As two footmen lifted Kiukiu up and a third followed, carrying the gusly, Linnaius said pointedly, “Let’s take the servants’ stair. We don’t want to excite vulgar comments.” Perhaps in the confusion of preparations and the many musicians milling about in the palace, no one would pay particular attention to one more, seemingly the worse for drink. . . .
Karila came up to him as he bowed to her, and touched his arm. “She wanted to take the children home, Linnaius. But they can’t go home. Not without the Drakhaouls.”
The Drakhaon scouted the surrounding area: hills, woods, and valleys. There was no sign of the Tielens at all this morning. Those that could escape must have made a hasty retreat into Muscobar.
Thirsty now after flying in the sunlight all day, he searched for water. He caught the rushing sound of fast-falling water; a waterfall tumbled down the rocky hillside, the spray glinting with little rainbows. He drank from the icy mountain cascade and then followed the course of the clear-flowing stream until it brought him to a lake.
Wading birds moved among the reeds; tufted goldeneyes dived and preened on the still water. There was no sound but the whisper of the breeze in the reeds and the burbling cries of the waterfowl.
He walked beside the lake, listening to the quiet and relishing the calm. Damselflies darted low across the surface. One settled on a reed and he crouched down to try to get a better look at its jeweled body.
He started back, catching sight of the face that bent toward the glassy sheen of the lake. His stunted hair had completely regrown, hiding the scars left by Baltzar’s scalpel.
“Had you forgotten? You needed blood, innocent blood to restore your human face.”

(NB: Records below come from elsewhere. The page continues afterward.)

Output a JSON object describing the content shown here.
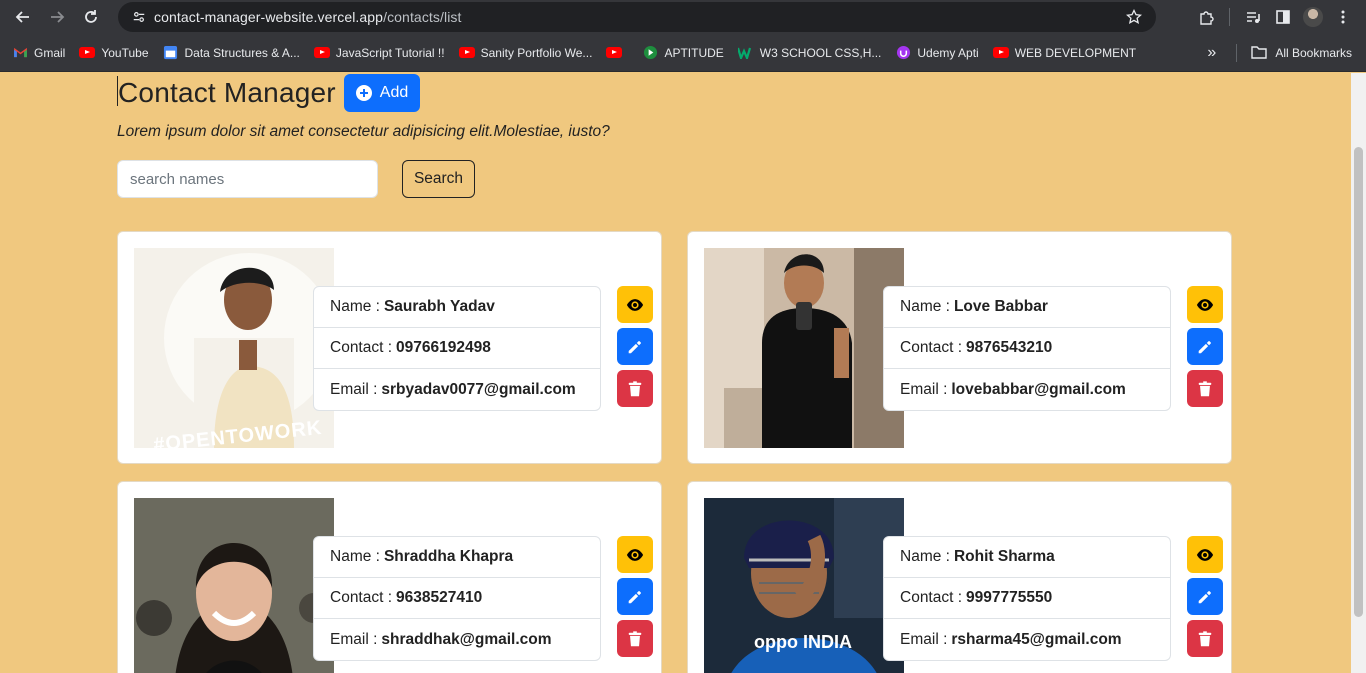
{
  "browser": {
    "url_host": "contact-manager-website.vercel.app",
    "url_path": "/contacts/list",
    "bookmarks": [
      {
        "label": "Gmail",
        "icon": "gmail-icon"
      },
      {
        "label": "YouTube",
        "icon": "youtube-icon"
      },
      {
        "label": "Data Structures & A...",
        "icon": "calendar-icon"
      },
      {
        "label": "JavaScript Tutorial  !!",
        "icon": "youtube-icon"
      },
      {
        "label": "Sanity Portfolio We...",
        "icon": "youtube-icon"
      },
      {
        "label": "",
        "icon": "youtube-icon"
      },
      {
        "label": "APTITUDE",
        "icon": "play-store-icon"
      },
      {
        "label": "W3 SCHOOL CSS,H...",
        "icon": "w3-icon"
      },
      {
        "label": "Udemy Apti",
        "icon": "udemy-icon"
      },
      {
        "label": "WEB DEVELOPMENT",
        "icon": "youtube-icon"
      }
    ],
    "all_bookmarks": "All Bookmarks"
  },
  "header": {
    "title": "Contact Manager",
    "add_label": "Add",
    "subtitle": "Lorem ipsum dolor sit amet consectetur adipisicing elit.Molestiae, iusto?"
  },
  "search": {
    "placeholder": "search names",
    "button_label": "Search"
  },
  "labels": {
    "name": "Name :",
    "contact": "Contact :",
    "email": "Email :"
  },
  "contacts": [
    {
      "name": "Saurabh Yadav",
      "contact": "09766192498",
      "email": "srbyadav0077@gmail.com",
      "photo_badge": "#OPENTOWORK"
    },
    {
      "name": "Love Babbar",
      "contact": "9876543210",
      "email": "lovebabbar@gmail.com"
    },
    {
      "name": "Shraddha Khapra",
      "contact": "9638527410",
      "email": "shraddhak@gmail.com"
    },
    {
      "name": "Rohit Sharma",
      "contact": "9997775550",
      "email": "rsharma45@gmail.com",
      "photo_jersey": "oppo INDIA"
    }
  ],
  "colors": {
    "page_bg": "#f0c87f",
    "primary": "#0d6efd",
    "warning": "#ffc107",
    "danger": "#dc3545"
  }
}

Now he remembered the terrible pleasure he had taken in Gulvardi’s body, her screams, her struggles. He remembered the sweet taste of her flesh, her living blood as she writhed and arched beneath him. But whose pleasure did he recall, his own, or that of the daemon that drove him to ravish an innocent stranger?
And why, when that soft, persuasive voice whispered of innocent blood, did he suddenly think of RaÏsa? Why did he find himself overwhelmed with images of her: the way the sunlight caught copper strands in her boyish hair, the open-necked man’s shirt, all the more intriguing for the occasional glimpse it afforded of small, firm breasts, brown nipples dark beneath the whiteness of the crumpled linen . . .
Suddenly he was unbearably hot, his whole body burning with the unquenchable hunger of his daemon-blood. He sat down beside the lake and let his face sink into his hands. Despair overcame him, dark as a stormcloud.
I daren’t go near her. I can’t control this gnawing bloodlust any longer. I can’t go back.